It must have taken a lot of restraint for the writers not to have Casshern throw some witty barb at the bad robots that went along the lines of… “So, you’ve accepted death already? Then you won’t mind dying… right now!”
...or something of that flavor that’d be swiftly followed by our hero just wasting these heels.
For as much I’ll crow about how superbly this show works as an allegory or an opera or what not, I’d be remiss not to note how the other side of that sometimes brings leaps of logic and characterization in the service of making the point. In this episode, you know that painter’s got to meet some tragic end because… well… that’s what’s happening to everybody kind soul in this world. However, for that to happen, he’s got to face these evil bots alone and, for that to happen, he’s got be separated from this uber-destructive-yet-still-compassionate killing machine, Casshern.

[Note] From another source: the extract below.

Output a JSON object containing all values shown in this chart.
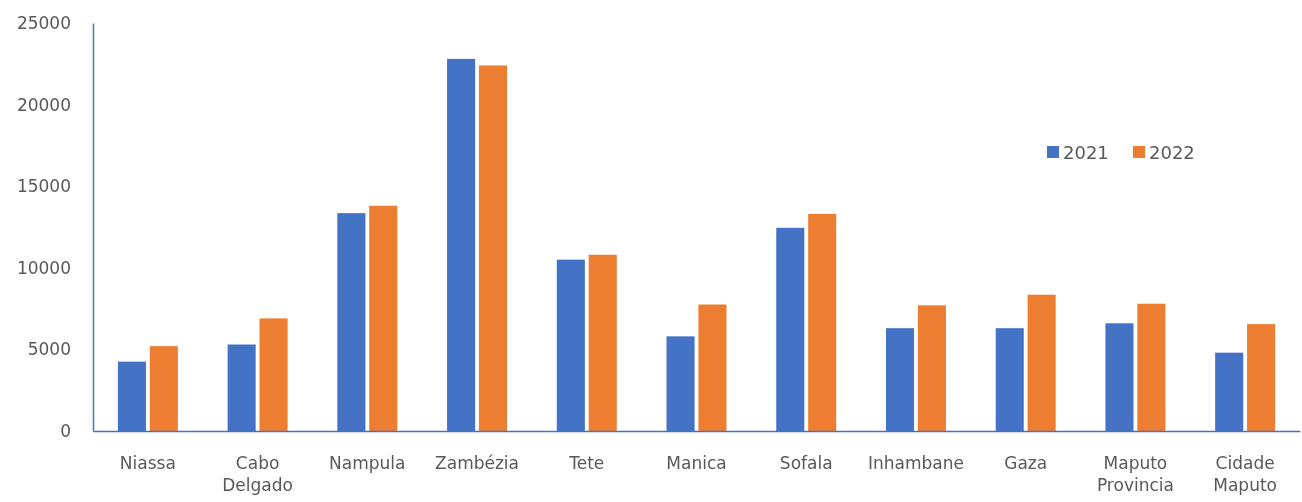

Yeah, the scene where this cripple’s getting beaten down by these jerks pushed the right buttons, but I couldn’t stop thinking about how the show cheated to get there. He and Casshern got separated long enough for him to get jumped, but not long enough for Casshern to come back and wreck these goons before they were done? What, was Casshern lingering back and admiring the texture of the all-white paintings?

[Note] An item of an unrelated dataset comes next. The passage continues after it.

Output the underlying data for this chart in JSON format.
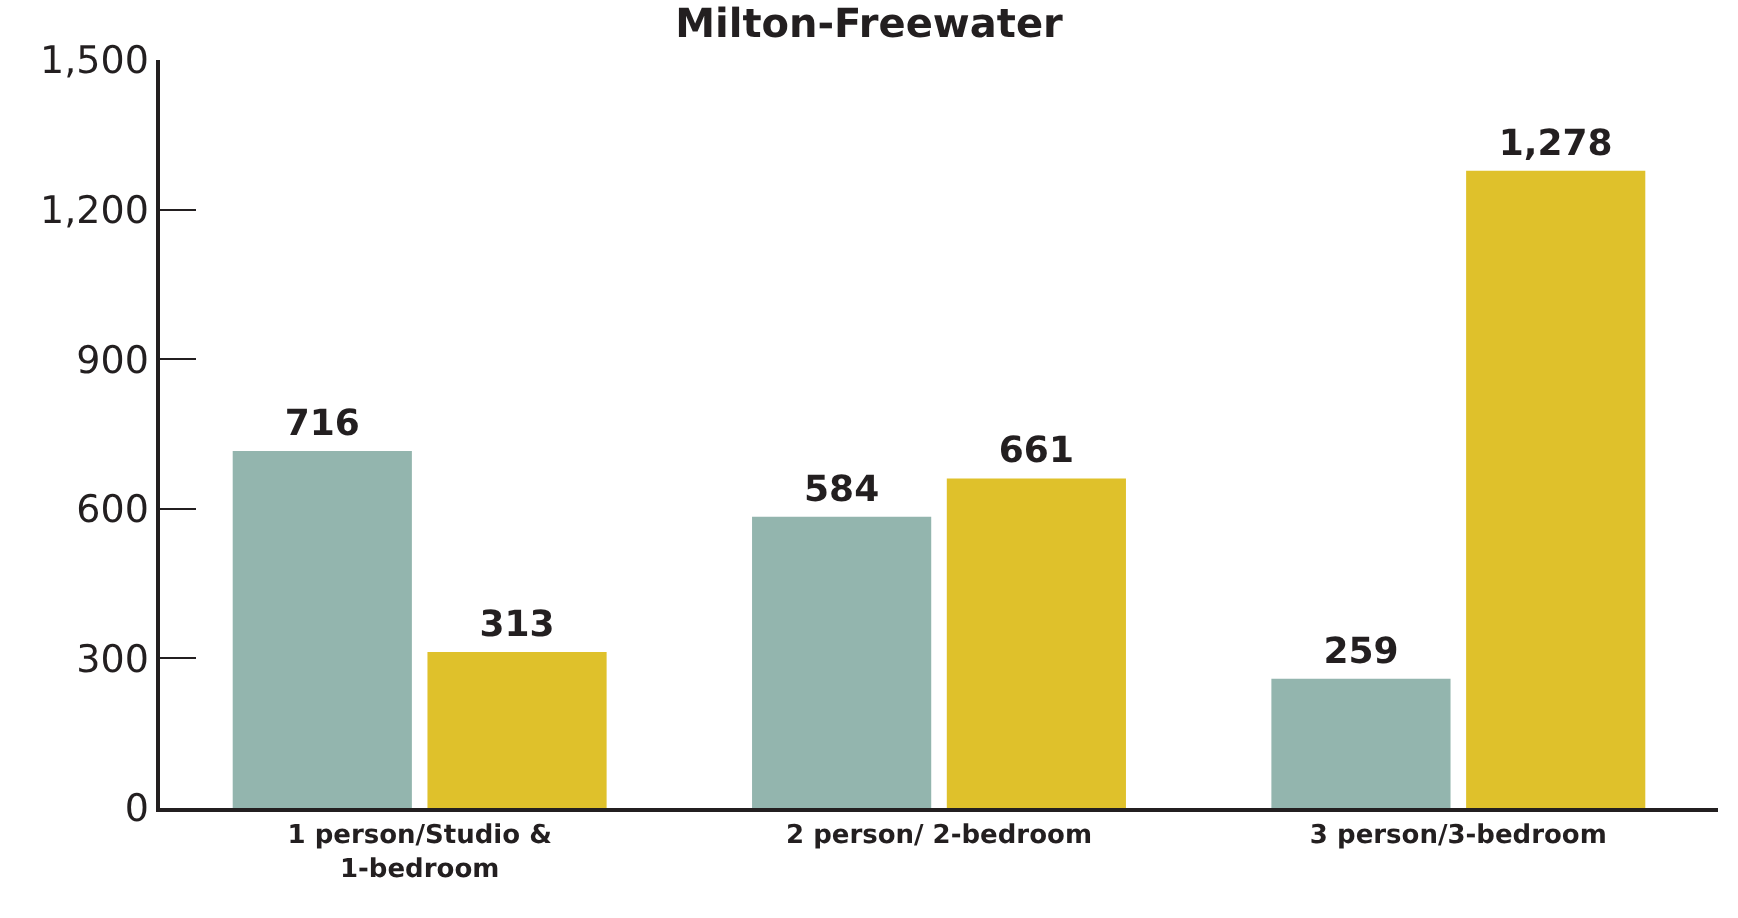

Hell, even showing that would’ve gone a long way to make this twist seem a little more reasonable. It would’ve even added just a pinch of self-aware comic relief, too, to the all-too-earnest thread about how this guy’s really pushing the definitions of creativity with his “modern art exhibit.”
(While we’re on the subject, that’s another downside of allegories like this. SINS has largely been colorful and vibrant enough to avoid being too dour, so far, though).
See kids? I’m not saying this is a totally perfect show, all right?